When You Attack Art, It Bites Back – HARD

Even a fool who keeps silent is considered wise… ~ Proverbs 17:28

Silence is true wisdom’s best reply. ~ Euripides

Hollywood, Fall of 2014 — a silly comedy starring Seth Rogen and James Franco as bumbling idiots tasked by the CIA to assassinate North Korean dictator Kim Jong-un is about to be released.  North Korea threatens Sony Pictures (the studio behind the movie) not to release it. As marketing of the film continues, a cyber terrorist organization (allegedly contracted by North Korea), performs the most damaging cyber hack in corporate history on Sony. They follow-up with a potential physical threat to any theaters that release the movie. The result: the world reacts to the news. Sony (and other companies) respond to this attack on free speech and art. The movie is released as a VOD (video on demand) and more people see the movie than most certainly would have seen it otherwise. It grosses over $35 million in VOD sales. (And starting this weekend, Netflix will even stream it).

Paris, France, January 2015 — twelve people are shot and killed by Islamic fundamentalist terrorists at the French satirical magazine “Charlie Hebdo.” The attack was a vengeful response to the magazine’s portrayal of the Islamic prophet Muhammad. The result: the world watches and reacts. The French people rally together. A magazine that was literally on the verge of bankruptcy gets a huge boost as a record 5 million copies of the magazine are sold in a few short days.

© Miguel Discart. Creative Commons 2.0
© Miguel Discart. Creative Commons 2.0

But it’s not just communist regimes or radical Islamic fundamentalist that fall into this trap…

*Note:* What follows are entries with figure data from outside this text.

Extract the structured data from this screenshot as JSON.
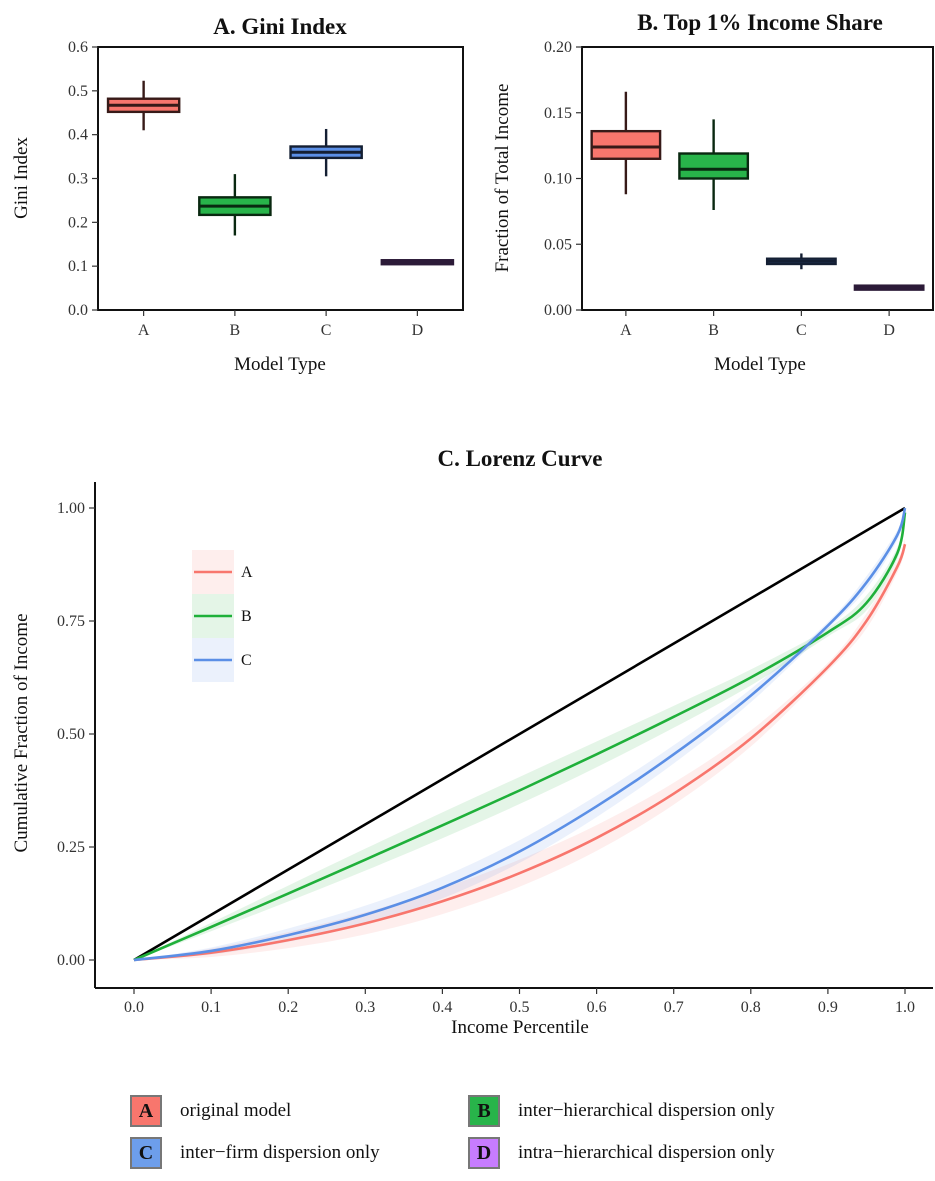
{
  "chart_data": [
    {
      "type": "box",
      "title": "A.  Gini Index",
      "xlabel": "Model Type",
      "ylabel": "Gini Index",
      "categories": [
        "A",
        "B",
        "C",
        "D"
      ],
      "ylim": [
        0.0,
        0.6
      ],
      "yticks": [
        "0.0",
        "0.1",
        "0.2",
        "0.3",
        "0.4",
        "0.5",
        "0.6"
      ],
      "boxes": [
        {
          "category": "A",
          "min": 0.41,
          "q1": 0.452,
          "median": 0.467,
          "q3": 0.482,
          "max": 0.523,
          "color": "#f8766d"
        },
        {
          "category": "B",
          "min": 0.17,
          "q1": 0.217,
          "median": 0.237,
          "q3": 0.257,
          "max": 0.31,
          "color": "#28b44a"
        },
        {
          "category": "C",
          "min": 0.305,
          "q1": 0.347,
          "median": 0.36,
          "q3": 0.373,
          "max": 0.413,
          "color": "#5b8fe6"
        },
        {
          "category": "D",
          "min": 0.104,
          "q1": 0.107,
          "median": 0.109,
          "q3": 0.111,
          "max": 0.115,
          "color": "#c77cff"
        }
      ]
    },
    {
      "type": "box",
      "title": "B.  Top 1% Income Share",
      "xlabel": "Model Type",
      "ylabel": "Fraction of Total Income",
      "categories": [
        "A",
        "B",
        "C",
        "D"
      ],
      "ylim": [
        0.0,
        0.2
      ],
      "yticks": [
        "0.00",
        "0.05",
        "0.10",
        "0.15",
        "0.20"
      ],
      "boxes": [
        {
          "category": "A",
          "min": 0.088,
          "q1": 0.115,
          "median": 0.124,
          "q3": 0.136,
          "max": 0.166,
          "color": "#f8766d"
        },
        {
          "category": "B",
          "min": 0.076,
          "q1": 0.1,
          "median": 0.107,
          "q3": 0.119,
          "max": 0.145,
          "color": "#28b44a"
        },
        {
          "category": "C",
          "min": 0.031,
          "q1": 0.035,
          "median": 0.037,
          "q3": 0.039,
          "max": 0.043,
          "color": "#5b8fe6"
        },
        {
          "category": "D",
          "min": 0.016,
          "q1": 0.0165,
          "median": 0.017,
          "q3": 0.0175,
          "max": 0.018,
          "color": "#c77cff"
        }
      ]
    },
    {
      "type": "line",
      "title": "C.  Lorenz Curve",
      "xlabel": "Income Percentile",
      "ylabel": "Cumulative Fraction of Income",
      "xlim": [
        0.0,
        1.0
      ],
      "ylim": [
        0.0,
        1.0
      ],
      "xticks": [
        "0.0",
        "0.1",
        "0.2",
        "0.3",
        "0.4",
        "0.5",
        "0.6",
        "0.7",
        "0.8",
        "0.9",
        "1.0"
      ],
      "yticks": [
        "0.00",
        "0.25",
        "0.50",
        "0.75",
        "1.00"
      ],
      "legend_position": "top-left",
      "x": [
        0.0,
        0.1,
        0.2,
        0.3,
        0.4,
        0.5,
        0.6,
        0.7,
        0.8,
        0.9,
        0.95,
        0.99,
        1.0
      ],
      "equality_line": {
        "x": [
          0.0,
          1.0
        ],
        "y": [
          0.0,
          1.0
        ],
        "color": "#000000"
      },
      "series": [
        {
          "name": "A",
          "color": "#f8766d",
          "y": [
            0.0,
            0.016,
            0.044,
            0.081,
            0.13,
            0.192,
            0.27,
            0.368,
            0.49,
            0.648,
            0.75,
            0.87,
            0.92
          ],
          "band": 0.03
        },
        {
          "name": "B",
          "color": "#1fb03a",
          "y": [
            0.0,
            0.073,
            0.147,
            0.222,
            0.298,
            0.375,
            0.455,
            0.538,
            0.625,
            0.725,
            0.79,
            0.9,
            0.99
          ],
          "band": 0.03
        },
        {
          "name": "C",
          "color": "#5b8fe6",
          "y": [
            0.0,
            0.02,
            0.055,
            0.1,
            0.16,
            0.24,
            0.34,
            0.455,
            0.585,
            0.74,
            0.835,
            0.94,
            1.0
          ],
          "band": 0.025
        }
      ]
    }
  ],
  "legend": {
    "items": [
      {
        "key": "A",
        "label": "original model",
        "color": "#f8766d"
      },
      {
        "key": "B",
        "label": "inter−hierarchical dispersion only",
        "color": "#28b44a"
      },
      {
        "key": "C",
        "label": "inter−firm dispersion only",
        "color": "#6d9eeb"
      },
      {
        "key": "D",
        "label": "intra−hierarchical dispersion only",
        "color": "#c77cff"
      }
    ]
  }
}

likeaprayerIn 1989, Madonna (who knows all too well the value of controversy with respect to marketing one’s art) was the target of outrage over her allegedly blasphemous depictions of Jesus and Mary in her “Like a Prayer” music video. Pope John Paul II even banned her from Italy because of it. Pepsi (who was a sponsor of the video) got lots of flack too and dropped a corresponding Pepsi ad. It became a worldwide news item. The result: “Like a Prayer” went on to win MTV’s “Video of the Year” that year, and in subsequent years was voted as the #1 groundbreaking video that “broke the rules.” Who knows if the video would have won those accolades without the controversy. But a lot more people and critics were talking about it and analyzing it because of the hoopla.

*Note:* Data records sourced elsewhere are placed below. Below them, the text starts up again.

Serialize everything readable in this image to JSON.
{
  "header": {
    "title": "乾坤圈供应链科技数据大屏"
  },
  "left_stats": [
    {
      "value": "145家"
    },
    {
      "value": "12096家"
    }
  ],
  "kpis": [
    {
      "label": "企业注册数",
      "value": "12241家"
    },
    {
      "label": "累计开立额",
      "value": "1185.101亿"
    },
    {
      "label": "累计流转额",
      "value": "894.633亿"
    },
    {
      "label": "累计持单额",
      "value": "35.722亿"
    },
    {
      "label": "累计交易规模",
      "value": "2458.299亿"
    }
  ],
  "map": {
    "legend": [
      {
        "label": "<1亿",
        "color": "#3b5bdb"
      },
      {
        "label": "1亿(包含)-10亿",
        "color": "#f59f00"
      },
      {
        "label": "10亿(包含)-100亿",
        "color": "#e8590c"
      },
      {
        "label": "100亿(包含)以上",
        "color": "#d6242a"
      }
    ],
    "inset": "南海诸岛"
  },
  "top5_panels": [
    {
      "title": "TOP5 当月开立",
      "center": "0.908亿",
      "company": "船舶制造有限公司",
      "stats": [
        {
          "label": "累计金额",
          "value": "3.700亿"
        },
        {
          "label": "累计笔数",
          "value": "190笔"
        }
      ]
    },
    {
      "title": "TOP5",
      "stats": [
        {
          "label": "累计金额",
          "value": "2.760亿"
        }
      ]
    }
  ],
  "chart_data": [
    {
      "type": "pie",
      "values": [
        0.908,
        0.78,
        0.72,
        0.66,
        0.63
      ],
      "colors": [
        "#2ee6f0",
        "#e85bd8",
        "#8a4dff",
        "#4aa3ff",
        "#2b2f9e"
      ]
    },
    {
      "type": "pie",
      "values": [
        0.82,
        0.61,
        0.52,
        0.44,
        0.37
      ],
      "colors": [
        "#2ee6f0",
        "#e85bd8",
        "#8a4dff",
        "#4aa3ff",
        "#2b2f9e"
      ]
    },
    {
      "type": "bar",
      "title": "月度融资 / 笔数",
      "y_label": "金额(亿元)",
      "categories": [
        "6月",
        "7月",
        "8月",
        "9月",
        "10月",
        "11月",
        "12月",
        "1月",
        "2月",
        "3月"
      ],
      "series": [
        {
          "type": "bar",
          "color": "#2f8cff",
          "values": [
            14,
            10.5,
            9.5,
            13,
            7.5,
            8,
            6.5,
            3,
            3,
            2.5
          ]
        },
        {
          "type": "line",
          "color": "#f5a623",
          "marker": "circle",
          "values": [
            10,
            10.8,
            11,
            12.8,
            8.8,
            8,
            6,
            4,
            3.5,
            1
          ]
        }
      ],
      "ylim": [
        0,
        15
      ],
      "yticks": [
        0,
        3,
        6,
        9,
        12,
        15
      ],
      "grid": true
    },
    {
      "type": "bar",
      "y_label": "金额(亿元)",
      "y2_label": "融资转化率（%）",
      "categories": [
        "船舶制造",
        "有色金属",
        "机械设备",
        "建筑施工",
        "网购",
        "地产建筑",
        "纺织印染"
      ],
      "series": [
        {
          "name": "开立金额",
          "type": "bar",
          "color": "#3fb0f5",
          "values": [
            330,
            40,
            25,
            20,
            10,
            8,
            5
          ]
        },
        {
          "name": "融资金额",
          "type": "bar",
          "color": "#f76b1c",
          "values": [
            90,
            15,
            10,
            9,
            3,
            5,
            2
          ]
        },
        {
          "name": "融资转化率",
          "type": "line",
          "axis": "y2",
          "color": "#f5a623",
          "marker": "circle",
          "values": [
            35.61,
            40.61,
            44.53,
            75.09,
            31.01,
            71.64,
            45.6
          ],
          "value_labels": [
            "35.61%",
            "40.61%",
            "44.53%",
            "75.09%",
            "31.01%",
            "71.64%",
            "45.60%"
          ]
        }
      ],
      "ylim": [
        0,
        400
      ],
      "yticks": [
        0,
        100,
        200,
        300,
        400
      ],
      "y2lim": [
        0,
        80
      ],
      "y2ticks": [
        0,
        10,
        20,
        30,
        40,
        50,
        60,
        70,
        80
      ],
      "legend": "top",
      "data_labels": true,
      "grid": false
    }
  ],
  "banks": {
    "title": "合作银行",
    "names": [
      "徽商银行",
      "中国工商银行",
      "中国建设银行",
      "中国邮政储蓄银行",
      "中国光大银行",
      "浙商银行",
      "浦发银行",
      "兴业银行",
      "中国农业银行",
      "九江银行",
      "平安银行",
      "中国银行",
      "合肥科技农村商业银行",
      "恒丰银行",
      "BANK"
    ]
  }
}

You see this effect in all sorts of artistic expression. It happens in photography (Maplethorp); in publishing (“Lady Chatterly’s Lover” and Salman Rushdie’s “Satanic Verses”); music (the aforementioned Madonna, not to mention Prince and any number of heavy metal rock bands); and even painting (the impressionist movement of the late 19th century was largely criticized by the art pros of the day, which only prompted organized exhibits of the art to spread. The rest is history). Time and time again history has proven that when you publicly attack artistic expression and freedom, you inevitably end up making that very art even stronger.

Disney Plays it Smart

Sundance, 2013 — Randy Moore premieres his film “Escape from Tomorrow”: it’s a dark, satirical horror film shot clandestinely at Disney World, FL. Disney gave no permission for this film. Everyone was sure as anything that lawyers at the “Mouse House” would slam a hammer down on this film faster than Thor beats on Loki (despite the fact there’s a case the film falls well within U.S. “Fair Use” laws.) But much to people’s surprise, Disney kept silent. In fact, The Hollywood Reporter article about the movie specifically states that Disney purposefully chose to ignore the film so as not to give it more press and box office. The result: the film has low Rotten Tomatoes and Metacritic scores. Critics say it was more novel than good. Final box office: a paltry $171,000 domestic.

escapefromtomorrow

Disney played their cards perfectly. Had they taken this thing to court and made a big hullabaloo over it, I guarantee you more people would’ve seen it just to see what the fuss was all about. It would’ve likely at least broken the million dollar mark, if not multiple millions. Well played Mickey. Well played.

The Moral of the Story…

If there’s a piece of art that offends, the best way to “kill” it is to ignore it.

What say you?

Note: for the record, I do not personally support nor approve of the kind of work Charlie Hebdo does. I’ve seen it and it’s frankly poor taste IMHO. But it also looks like they pretty much attack all kinds of religion and politics. Again, if it were me calling the shots, I’d ignore it. As mentioned earlier, the magazine was about to go bankrupt.